Bozeman VA Clinic to Treat Post-Traumatic Stress With Virtual Reality System Donated by Nonprofit SoldierStrong

BOZEMAN, Mont. ‒ The Bozeman VA Clinic is the country’s latest Department of Veterans Affairs facility to partner with national nonprofit SoldierStrong to provide a groundbreaking virtual reality system known as BraveMind to aid in treating veterans experiencing post-traumatic stress.

SoldierStrong, a Stamford, Conn., organization, is dedicated to helping veterans take their next steps forward by connecting them with revolutionary medical technologies donated to VA medical centers and other facilities, has donated the BraveMind system to the Bozeman VA Clinic in an effort to combat the national daily average of 20 veteran suicides.

Since SoldierStrong’s inception following the tragic events of 9/11, the organization has donated more than $4.2 million of medical devices to help injured veterans. This donation is the 15th BraveMind system donated to a VA hospital since late 2019.

Co-founder and chairman Chris Meek said SoldierStrong’s goal to make medical devices, including the BraveMind system, available in as many states as possible was a significant factor in the donation. This is the first Bravemind virtual reality system in the state, making its treatment accessible to Montana’s veterans for the first time.

“We know that veterans experiencing PTS often find it both difficult and especially painful to summon specific memories from their time in service. BraveMind is designed to make the process of recalling those memories significantly easier for them,” Meek said. “The BraveMind system delivers prolonged exposure therapy, which is the practice of recalling a traumatic memory while working through that memory with a trained clinician. It’s a clinically effective, evidence-based method for treating PTS.”
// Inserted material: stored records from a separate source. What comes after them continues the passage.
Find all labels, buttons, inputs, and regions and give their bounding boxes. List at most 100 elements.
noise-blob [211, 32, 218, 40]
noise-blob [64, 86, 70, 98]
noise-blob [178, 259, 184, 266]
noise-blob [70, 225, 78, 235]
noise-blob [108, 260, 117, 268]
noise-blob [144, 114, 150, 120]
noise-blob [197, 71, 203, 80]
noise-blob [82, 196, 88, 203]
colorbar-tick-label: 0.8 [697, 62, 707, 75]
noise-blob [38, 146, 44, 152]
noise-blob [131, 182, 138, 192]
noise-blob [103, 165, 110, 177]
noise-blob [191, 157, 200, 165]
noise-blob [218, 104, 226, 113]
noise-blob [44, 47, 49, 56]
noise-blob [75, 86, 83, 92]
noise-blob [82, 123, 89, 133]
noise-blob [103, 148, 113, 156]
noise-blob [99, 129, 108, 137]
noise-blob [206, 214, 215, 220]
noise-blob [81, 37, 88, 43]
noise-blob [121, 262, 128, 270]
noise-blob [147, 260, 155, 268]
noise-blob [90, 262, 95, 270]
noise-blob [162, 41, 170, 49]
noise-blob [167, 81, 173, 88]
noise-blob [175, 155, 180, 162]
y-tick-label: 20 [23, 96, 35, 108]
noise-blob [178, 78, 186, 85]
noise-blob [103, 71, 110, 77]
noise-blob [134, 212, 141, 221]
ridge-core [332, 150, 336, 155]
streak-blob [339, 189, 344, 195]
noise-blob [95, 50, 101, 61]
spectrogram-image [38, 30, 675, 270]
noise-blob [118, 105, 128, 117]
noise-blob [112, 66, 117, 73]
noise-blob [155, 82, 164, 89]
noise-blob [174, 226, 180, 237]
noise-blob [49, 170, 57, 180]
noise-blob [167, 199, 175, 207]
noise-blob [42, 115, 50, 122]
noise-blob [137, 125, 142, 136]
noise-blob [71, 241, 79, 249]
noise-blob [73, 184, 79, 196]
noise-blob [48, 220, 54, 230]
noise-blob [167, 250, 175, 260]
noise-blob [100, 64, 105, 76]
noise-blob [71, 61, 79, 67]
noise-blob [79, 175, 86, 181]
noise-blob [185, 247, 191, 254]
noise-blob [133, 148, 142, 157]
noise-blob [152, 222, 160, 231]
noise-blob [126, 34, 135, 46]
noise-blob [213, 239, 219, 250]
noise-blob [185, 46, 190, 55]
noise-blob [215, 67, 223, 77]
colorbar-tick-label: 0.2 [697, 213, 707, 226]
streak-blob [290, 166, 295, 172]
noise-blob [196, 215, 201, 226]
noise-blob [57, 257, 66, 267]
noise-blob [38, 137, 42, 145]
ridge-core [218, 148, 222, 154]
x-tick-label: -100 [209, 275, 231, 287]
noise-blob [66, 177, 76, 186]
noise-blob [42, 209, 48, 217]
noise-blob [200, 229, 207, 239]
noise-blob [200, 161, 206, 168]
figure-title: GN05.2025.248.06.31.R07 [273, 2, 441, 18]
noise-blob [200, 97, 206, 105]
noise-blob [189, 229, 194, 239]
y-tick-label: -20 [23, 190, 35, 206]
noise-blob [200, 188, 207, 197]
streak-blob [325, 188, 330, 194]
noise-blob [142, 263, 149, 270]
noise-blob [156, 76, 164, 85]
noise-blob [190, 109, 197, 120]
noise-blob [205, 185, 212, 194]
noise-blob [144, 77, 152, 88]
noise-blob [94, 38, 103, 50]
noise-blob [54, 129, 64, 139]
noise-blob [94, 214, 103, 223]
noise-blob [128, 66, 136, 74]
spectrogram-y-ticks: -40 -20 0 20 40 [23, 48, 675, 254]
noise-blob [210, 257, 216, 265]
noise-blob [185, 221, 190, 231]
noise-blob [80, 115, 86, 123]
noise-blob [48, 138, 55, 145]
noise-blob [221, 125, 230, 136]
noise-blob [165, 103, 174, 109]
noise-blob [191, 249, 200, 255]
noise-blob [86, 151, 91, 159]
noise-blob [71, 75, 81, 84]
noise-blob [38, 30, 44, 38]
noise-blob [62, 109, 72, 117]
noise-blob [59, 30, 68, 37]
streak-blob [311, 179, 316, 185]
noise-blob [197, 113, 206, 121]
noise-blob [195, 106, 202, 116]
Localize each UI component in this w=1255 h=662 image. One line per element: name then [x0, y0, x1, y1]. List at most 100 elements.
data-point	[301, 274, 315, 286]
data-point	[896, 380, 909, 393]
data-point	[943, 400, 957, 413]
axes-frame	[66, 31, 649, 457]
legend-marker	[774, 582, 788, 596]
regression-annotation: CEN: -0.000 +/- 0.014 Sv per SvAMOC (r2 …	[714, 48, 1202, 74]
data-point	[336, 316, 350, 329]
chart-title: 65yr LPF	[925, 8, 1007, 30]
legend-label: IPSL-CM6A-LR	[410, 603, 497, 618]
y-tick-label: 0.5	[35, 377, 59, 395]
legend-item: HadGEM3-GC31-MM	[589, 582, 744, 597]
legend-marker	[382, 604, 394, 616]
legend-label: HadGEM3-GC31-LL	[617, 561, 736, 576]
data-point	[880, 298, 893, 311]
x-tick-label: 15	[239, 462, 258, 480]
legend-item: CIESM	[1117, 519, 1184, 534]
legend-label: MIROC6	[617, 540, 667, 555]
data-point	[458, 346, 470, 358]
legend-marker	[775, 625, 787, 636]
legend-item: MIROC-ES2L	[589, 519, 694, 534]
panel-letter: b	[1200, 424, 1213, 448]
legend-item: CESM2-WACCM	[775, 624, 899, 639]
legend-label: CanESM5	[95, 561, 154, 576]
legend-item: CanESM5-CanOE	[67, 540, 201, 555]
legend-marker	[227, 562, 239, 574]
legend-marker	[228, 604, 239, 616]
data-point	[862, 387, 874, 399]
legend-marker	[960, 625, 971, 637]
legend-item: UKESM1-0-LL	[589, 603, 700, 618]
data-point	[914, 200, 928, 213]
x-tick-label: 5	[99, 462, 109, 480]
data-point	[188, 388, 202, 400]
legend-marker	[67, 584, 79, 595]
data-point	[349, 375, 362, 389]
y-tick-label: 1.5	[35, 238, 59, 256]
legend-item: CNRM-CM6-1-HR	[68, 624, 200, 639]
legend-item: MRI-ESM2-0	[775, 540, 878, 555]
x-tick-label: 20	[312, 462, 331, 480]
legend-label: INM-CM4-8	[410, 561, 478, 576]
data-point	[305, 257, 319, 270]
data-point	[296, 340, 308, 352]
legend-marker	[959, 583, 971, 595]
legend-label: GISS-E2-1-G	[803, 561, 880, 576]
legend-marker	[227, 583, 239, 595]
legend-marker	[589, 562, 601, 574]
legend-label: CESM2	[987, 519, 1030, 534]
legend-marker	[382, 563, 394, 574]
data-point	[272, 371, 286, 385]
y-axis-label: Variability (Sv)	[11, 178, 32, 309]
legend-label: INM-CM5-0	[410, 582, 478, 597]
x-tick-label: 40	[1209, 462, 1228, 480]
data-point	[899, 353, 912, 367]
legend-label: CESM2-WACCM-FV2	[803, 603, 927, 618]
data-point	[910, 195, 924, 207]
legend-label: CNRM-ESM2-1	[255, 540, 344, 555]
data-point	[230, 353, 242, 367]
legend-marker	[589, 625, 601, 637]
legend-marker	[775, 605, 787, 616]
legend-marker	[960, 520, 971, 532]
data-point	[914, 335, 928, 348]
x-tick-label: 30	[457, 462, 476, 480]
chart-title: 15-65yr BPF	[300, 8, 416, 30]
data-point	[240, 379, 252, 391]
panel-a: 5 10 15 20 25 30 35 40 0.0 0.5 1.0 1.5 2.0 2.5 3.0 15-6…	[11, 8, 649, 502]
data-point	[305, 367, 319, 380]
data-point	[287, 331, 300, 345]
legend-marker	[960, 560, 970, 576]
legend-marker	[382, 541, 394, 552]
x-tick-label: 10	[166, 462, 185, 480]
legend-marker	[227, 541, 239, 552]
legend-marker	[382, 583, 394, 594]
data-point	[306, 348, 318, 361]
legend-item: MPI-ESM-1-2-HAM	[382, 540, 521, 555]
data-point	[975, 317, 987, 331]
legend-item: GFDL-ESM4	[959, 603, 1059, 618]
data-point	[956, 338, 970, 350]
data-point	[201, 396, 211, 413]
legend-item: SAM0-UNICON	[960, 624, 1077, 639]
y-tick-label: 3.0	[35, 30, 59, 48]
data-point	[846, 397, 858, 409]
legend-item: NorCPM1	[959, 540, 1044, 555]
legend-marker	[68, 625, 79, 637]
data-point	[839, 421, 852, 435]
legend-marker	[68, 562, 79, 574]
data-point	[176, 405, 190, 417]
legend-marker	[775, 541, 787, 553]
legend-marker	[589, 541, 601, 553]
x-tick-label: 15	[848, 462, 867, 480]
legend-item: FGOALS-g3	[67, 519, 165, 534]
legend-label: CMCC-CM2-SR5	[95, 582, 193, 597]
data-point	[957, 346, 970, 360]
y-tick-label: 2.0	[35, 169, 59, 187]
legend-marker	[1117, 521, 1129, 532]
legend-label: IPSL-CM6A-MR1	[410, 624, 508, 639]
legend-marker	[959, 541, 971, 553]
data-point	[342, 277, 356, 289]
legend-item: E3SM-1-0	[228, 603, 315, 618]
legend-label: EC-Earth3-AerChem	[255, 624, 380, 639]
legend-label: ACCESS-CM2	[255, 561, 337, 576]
He continued, “With virtual reality’s rising popularity in non-medical settings, such as video games, entertainment and even the workplace, there’s convincing evidence that younger veterans will seek PTS treatment using VR techniques who otherwise may not be inclined to participate in traditional therapy practices.”

The virtual reality technology behind BraveMind was developed by Dr. Albert “Skip” Rizzo and his team at the University of Southern California’s Institute for Creative Technologies.

The technology creates 14 “worlds” of combat scenarios, from a desert roadway to a crowded Iraqi marketplace or a slum in an Afghan city. Therapists select a world based on a Veteran’s traumatic experience and customize it in the virtual reality headset, thus placing Veterans back within the midst of that memory at a pace they can handle.

“Utilizing the virtual reality technology in BraveMind gets Veterans to talk about things they’ve never talked to anyone about before,” Rizzo said. “Those memories don’t have the same emotional power that they did before because repeatedly experiencing those troubling memories in a safe environment reduces the brain’s response to them. Patients start to feel empowered, to feel that they got it out and that they can talk about it.”

The program’s efficacy stems from clinicians’ ability to customize and control the content presented in the headset so precisely from sights, sounds, smells, vibrations ‒ even the weight and tactile sensation of holding a weapon ‒ that can create a patient experience mirroring the traumatic memory.

“I’m very pleased that the Bozeman VA Clinic is committed to the VA’s tradition of excellence by providing more of our nation’s heroes access to BraveMind’s innovative technology for the very first time,” Meek said. “Not only will BraveMind help to reach more of the VA’s younger patients, but it will provide expanded access and greater choice in PTS treatment to all of Montana’s Veterans.”